Em seu voto, o ministro Dias Toffoli ressaltou que, para se beneficiar do acordo de delação, o colaborador é obrigado a falar contra o delatado e se torna, na prática, uma testemunha de acusação. Para o presidente, o exercício do contraditório só será exercido plenamente se o delatado se manifestar por último.
Caso contrário, não terá a possibilidade de contradizer todas as acusações que possam levar à sua condenação. No caso de ações penais já concluídas, o ministro considera ser necessária a comprovação de que houve prejuízo para a defesa para que o processo retorne à fase de alegações finais.
O direito fundamental ao contraditório e à ampla defesa deve permear todo o processo legal, garantindo-se sempre a possibilidade de a defesa se manifestar depois do agente acusador.
Vale ressaltar que pouco importa a qualificação jurídica do agente acusador: Ministério Público ou corréu colaborador. Se é um “agente acusador”, a defesa deve falar depois dele. Ao se permitir que os réus colaboradores falem por último (ou simultaneamente com os réus delatados), há uma inversão processual que ocasiona sério prejuízo ao delatado, tendo em vista que ele não terá oportunidade de repelir todos argumentos incriminatórios trazidos pelo réu delator ou para reforçar os favoráveis à sua defesa.
Assim, permitir o oferecimento de memoriais escritos de réus colaboradores, de forma simultânea ou depois da defesa — sobretudo no caso de utilização desse meio de prova para prolação da condenação —, compromete o pleno exercício do contraditório, que pressupõe o direito de a defesa falar por último, a fim de poder reagir às manifestações acusatórias. STF. 2ª Turma. HC 157627 AgR/PR, rel. orig. Min. Edson Fachin, red. p/ o ac. Min. Ricardo Lewandowski, julgado em 27/8/2019 (Info 949).
Pois bem.
Do ponto de vista eminentemente processual não há como se afirmar que o TRF -4 estava vinculado ao entendimento do Supremo Tribunal Federal, até mesmo porque, vale lembrar, o STF aplicou esse entendimento no caso concreto do Habeas Corpus (HC) 166373, mas adiou o desfecho do julgamento justamente para a “fixação de uma tese” tendente a orientar as outras instâncias judiciais.
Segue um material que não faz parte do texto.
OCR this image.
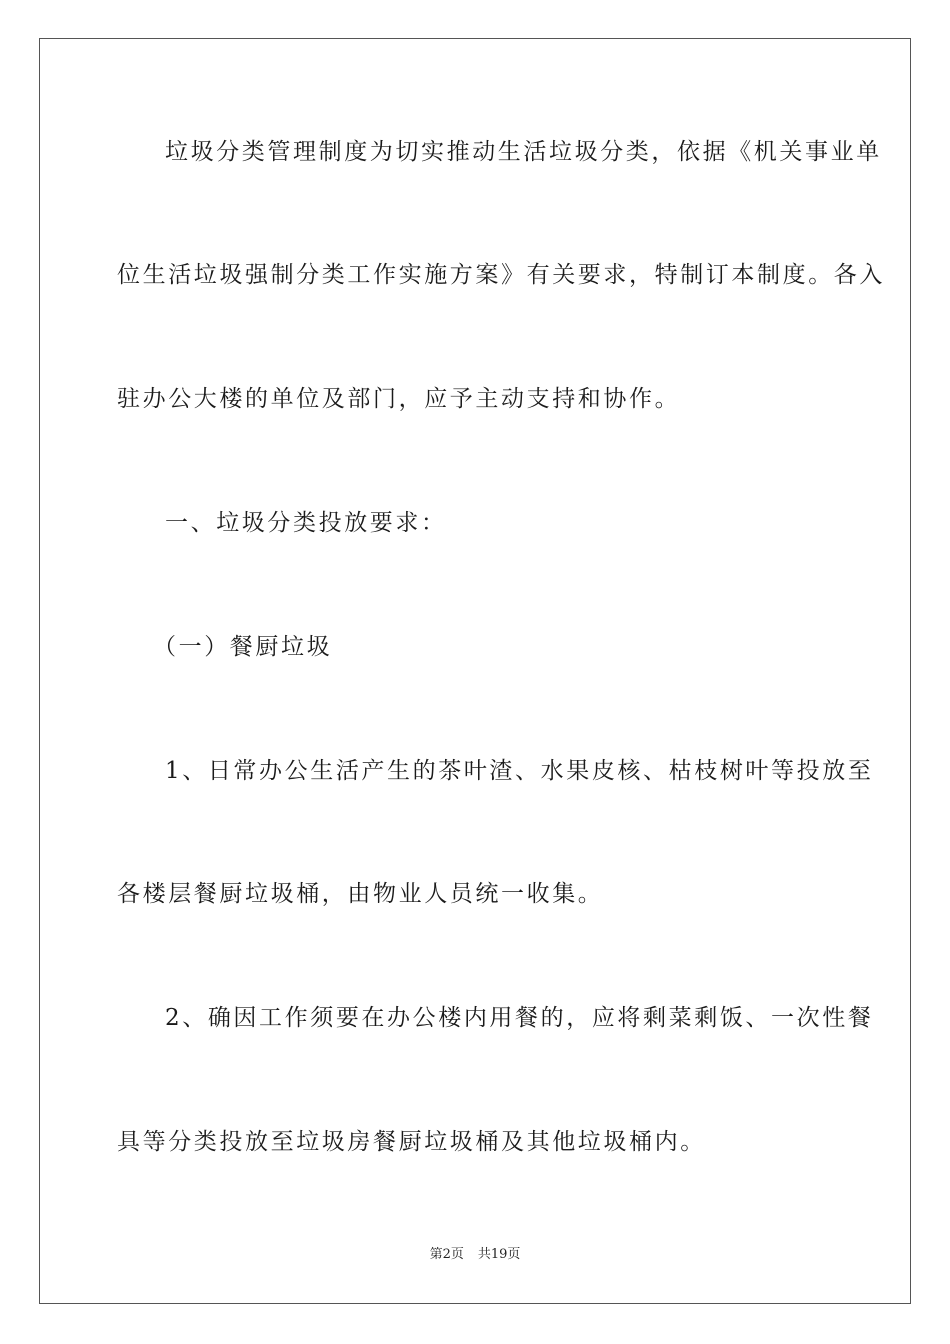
垃圾分类管理制度为切实推动生活垃圾分类，依据《机关事业单
位生活垃圾强制分类工作实施方案》有关要求，特制订本制度。各入
驻办公大楼的单位及部门，应予主动支持和协作。
一、垃圾分类投放要求：
（一）餐厨垃圾
1、日常办公生活产生的茶叶渣、水果皮核、枯枝树叶等投放至
各楼层餐厨垃圾桶，由物业人员统一收集。
2、确因工作须要在办公楼内用餐的，应将剩菜剩饭、一次性餐
具等分类投放至垃圾房餐厨垃圾桶及其他垃圾桶内。
第2页 共19页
No entanto, é inegável que esta discussão travada no processo do “sítio de Atibaia” vai chegar ao crivo do STF, o qual, se mantiver o seu entendimento, fatalmente anulará a sentença e determinará o retorno do processo à fase de alegações finais, resultando numa grande “ciranda, cirandinha processual” o que, numa visão global, enfraquece a segurança jurídica do sistema judiciário brasileiro.